If you’re in Augusta this weekend for that one golf tournament where the people compete for a jacket or whatever, forget trying to spend a boatload of cash on tickets that will allow you to dress like you’re playing golf while you’re actually just watching other guys play golf. Instead, swing by the Hooters breastaurant located at 2834 Washington Road in Augusta, where the real party is always happening, and it always begins with PGA legend and god among rednecks, John Daly.
Cedar Rapids Gazette scribe Mike Hlas snapped the above portrait of Daly in action yesterday, as the master of the long drive and Loudmouth pants had set up shop in the Hooters parking lot, as it has become his annual tradition. From his trusty, old RV, Daly sells merchandise and autographs, and poses for photos with fans, because there are just no three things that go together quite like the Masters tournament, John Daly and a Hooters parking lot. And don’t worry about hurrying over first thing in the morning to get a picture with a fashion icon. He’ll be out there doing his thing from “10 til dark.” Why 10? Because if God wanted Daly up before then, he’d quit giving him hangovers.

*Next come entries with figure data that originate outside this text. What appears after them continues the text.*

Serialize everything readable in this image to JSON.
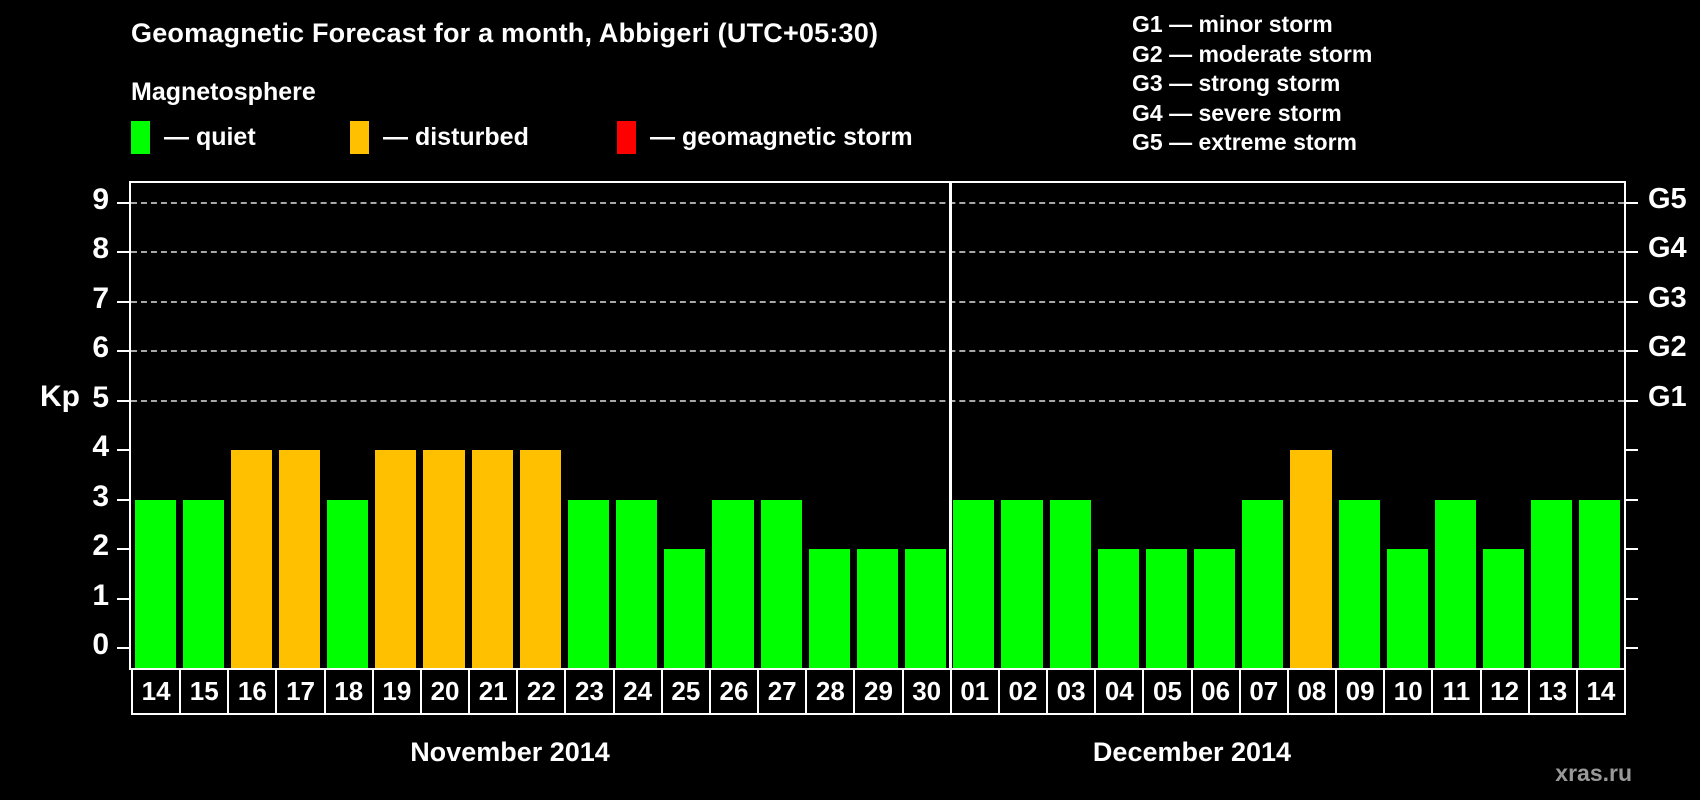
{
  "title": "Geomagnetic Forecast for a month, Abbigeri (UTC+05:30)",
  "legend": {
    "heading": "Magnetosphere",
    "items": [
      {
        "name": "quiet",
        "label": "— quiet",
        "color": "#00ff00"
      },
      {
        "name": "disturbed",
        "label": "— disturbed",
        "color": "#ffc000"
      },
      {
        "name": "storm",
        "label": "— geomagnetic storm",
        "color": "#ff0000"
      }
    ]
  },
  "storm_scale_legend": [
    "G1 — minor storm",
    "G2 — moderate storm",
    "G3 — strong storm",
    "G4 — severe storm",
    "G5 — extreme storm"
  ],
  "watermark": "xras.ru",
  "chart_data": {
    "type": "bar",
    "title": "Geomagnetic Forecast for a month, Abbigeri (UTC+05:30)",
    "ylabel": "Kp",
    "ylim": [
      0,
      9
    ],
    "yticks": [
      0,
      1,
      2,
      3,
      4,
      5,
      6,
      7,
      8,
      9
    ],
    "gridlines_at_kp": [
      5,
      6,
      7,
      8,
      9
    ],
    "right_axis_labels": [
      {
        "kp": 5,
        "label": "G1"
      },
      {
        "kp": 6,
        "label": "G2"
      },
      {
        "kp": 7,
        "label": "G3"
      },
      {
        "kp": 8,
        "label": "G4"
      },
      {
        "kp": 9,
        "label": "G5"
      }
    ],
    "grid": "dashed horizontal lines at storm levels only",
    "legend_position": "top-left",
    "months": [
      {
        "name": "November 2014",
        "categories": [
          "14",
          "15",
          "16",
          "17",
          "18",
          "19",
          "20",
          "21",
          "22",
          "23",
          "24",
          "25",
          "26",
          "27",
          "28",
          "29",
          "30"
        ],
        "values": [
          3,
          3,
          4,
          4,
          3,
          4,
          4,
          4,
          4,
          3,
          3,
          2,
          3,
          3,
          2,
          2,
          2
        ],
        "status": [
          "quiet",
          "quiet",
          "disturbed",
          "disturbed",
          "quiet",
          "disturbed",
          "disturbed",
          "disturbed",
          "disturbed",
          "quiet",
          "quiet",
          "quiet",
          "quiet",
          "quiet",
          "quiet",
          "quiet",
          "quiet"
        ]
      },
      {
        "name": "December 2014",
        "categories": [
          "01",
          "02",
          "03",
          "04",
          "05",
          "06",
          "07",
          "08",
          "09",
          "10",
          "11",
          "12",
          "13",
          "14"
        ],
        "values": [
          3,
          3,
          3,
          2,
          2,
          2,
          3,
          4,
          3,
          2,
          3,
          2,
          3,
          3
        ],
        "status": [
          "quiet",
          "quiet",
          "quiet",
          "quiet",
          "quiet",
          "quiet",
          "quiet",
          "disturbed",
          "quiet",
          "quiet",
          "quiet",
          "quiet",
          "quiet",
          "quiet"
        ]
      }
    ],
    "status_colors": {
      "quiet": "#00ff00",
      "disturbed": "#ffc000",
      "storm": "#ff0000"
    }
  }
}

There is one important tidbit that Daly’s Dudes should know before they hit up Hooters for the PGA’s biggest event, though, and the Florida Times-Union’s Garry Smits has you covered. It’s about that sweet American pastime that all guys love. Haha, no, not watching the Masters and eating Buffalo wings. He’s talkin’ about gettin’ laid.
Male customers need to understand something if they don’t already: this is likely the worst place in Augusta to be if you’re single and are attempting to procure female companionship. The crowd is 90 percent male, easily, and the testosterone is palpable. Sports on TV, cigars, beer, cocktails and golf talk dominate the night.
Adding cachet is John Daly’s annual appearance in the parking lot. Long John parks his RV near the Hooters entrance, sets out a few tables and starts selling hats, t-shirts, club-head covers, mugs, coozies, logo ball and anything else with his name or logo on it. Hooters customers are JD’s natural consituency. If there was ever a guy in his element, this is it.
But here’s the reality check: the waitresses probably should save some guys a lot of time by wearing halter tops that not only say “Hooters” but in smaller print, underneath, say, “you have no shot.”
He’s totally right. That’s why I’ll invoke the wise words of the late, great Pete Hornberger, who knew that the best and safest way to eat Hooters is to get takeout, because: “We’ll know they touched it.” Wiser words, folks.